| sim_sv {stochvolTMB} | R Documentation |
Simulate log-returns from a stochastic volatility model
Description
This function draws the initial log-volatility (h_t) from its stationary distribution, meaning that h_0
is drawn from a gaussian distribution with mean zero and standard deviation sigma_h / sqrt(1 - phi^2).
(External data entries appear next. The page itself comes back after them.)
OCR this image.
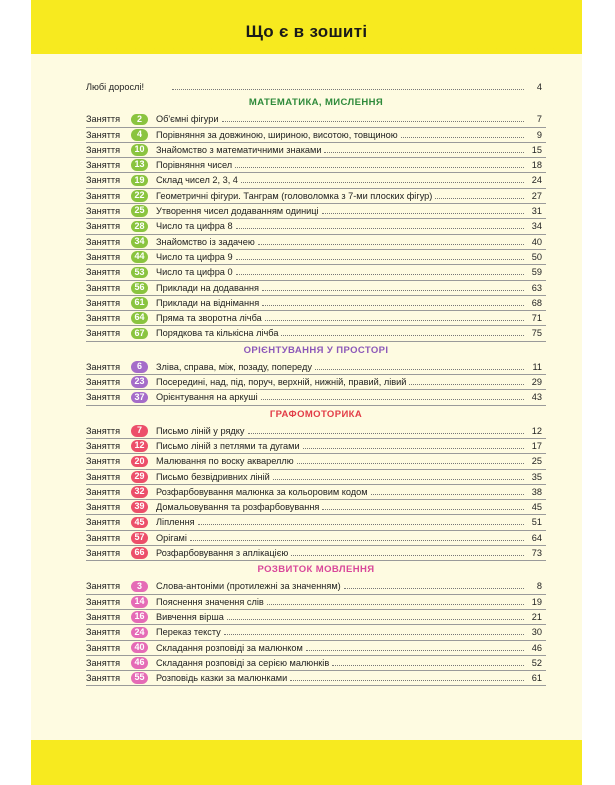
Що є в зошиті
Любі дорослі!	4
МАТЕМАТИКА, МИСЛЕННЯ
Заняття	2	Об'ємні фігури	7
Заняття	4	Порівняння за довжиною, шириною, висотою, товщиною	9
Заняття	10	Знайомство з математичними знаками	15
Заняття	13	Порівняння чисел	18
Заняття	19	Склад чисел 2, 3, 4	24
Заняття	22	Геометричні фігури. Танграм (головоломка з 7-ми плоских фігур)	27
Заняття	25	Утворення чисел додаванням одиниці	31
Заняття	28	Число та цифра 8	34
Заняття	34	Знайомство із задачею	40
Заняття	44	Число та цифра 9	50
Заняття	53	Число та цифра 0	59
Заняття	56	Приклади на додавання	63
Заняття	61	Приклади на віднімання	68
Заняття	64	Пряма та зворотна лічба	71
Заняття	67	Порядкова та кількісна лічба	75
ОРІЄНТУВАННЯ У ПРОСТОРІ
Заняття	6	Зліва, справа, між, позаду, попереду	11
Заняття	23	Посередині, над, під, поруч, верхній, нижній, правий, лівий	29
Заняття	37	Орієнтування на аркуші	43
ГРАФОМОТОРИКА
Заняття	7	Письмо ліній у рядку	12
Заняття	12	Письмо ліній з петлями та дугами	17
Заняття	20	Малювання по воску аквареллю	25
Заняття	29	Письмо безвідривних ліній	35
Заняття	32	Розфарбовування малюнка за кольоровим кодом	38
Заняття	39	Домальовування та розфарбовування	45
Заняття	45	Ліплення	51
Заняття	57	Орігамі	64
Заняття	66	Розфарбовування з аплікацією	73
РОЗВИТОК МОВЛЕННЯ
Заняття	3	Слова-антоніми (протилежні за значенням)	8
Заняття	14	Пояснення значення слів	19
Заняття	16	Вивчення вірша	21
Заняття	24	Переказ тексту	30
Заняття	40	Складання розповіді за малюнком	46
Заняття	46	Складання розповіді за серією малюнків	52
Заняття	55	Розповідь казки за малюнками	61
h_{t+1} is then simulated from its conditional distribution given h_t,
which is N(phi*h_t, sigma_h). Log-returns (y_t) is
simulated from its conditional distribution given the latent process h. If model = "gaussian",
then y_t given h_t is gaussian with mean zero and standard deviation equal to
sigma_y*exp(h_t / 2). Heavy tail returns can be obtained by simulating from
the t-distribution by setting model = "t". How heavy of a tail is specified by the degree of freedom
parameter df. Note that the observations are scaled by sqrt((df-2)/2) so that the error term has
variance equal to one. Asymmetric returns are obtained from the "skew_gaussian" model. How asymmetric is governed by
the skewness parameter alpha. The so called leverage model, where we allow for correlation between
log-returns and volatility can be simulated by setting model to "leverage" and specifying the
correlation parameter rho.
Usage
sim_sv(
param = list(phi = 0.9, sigma_y = 0.4, sigma_h = 0.2, df = 4, alpha = -2, rho = -0.7),
nobs = 1000L,
seed = NULL,
model = "gaussian"
)
Arguments
param |
List of parameters. This includes the standard deviation of the observations, |
nobs |
Length of time series. |
seed |
Seed to reproduce simulation. |
model |
Distribution of error term. |
Value
data.table with columns y (observations) and h (latent log-volatility).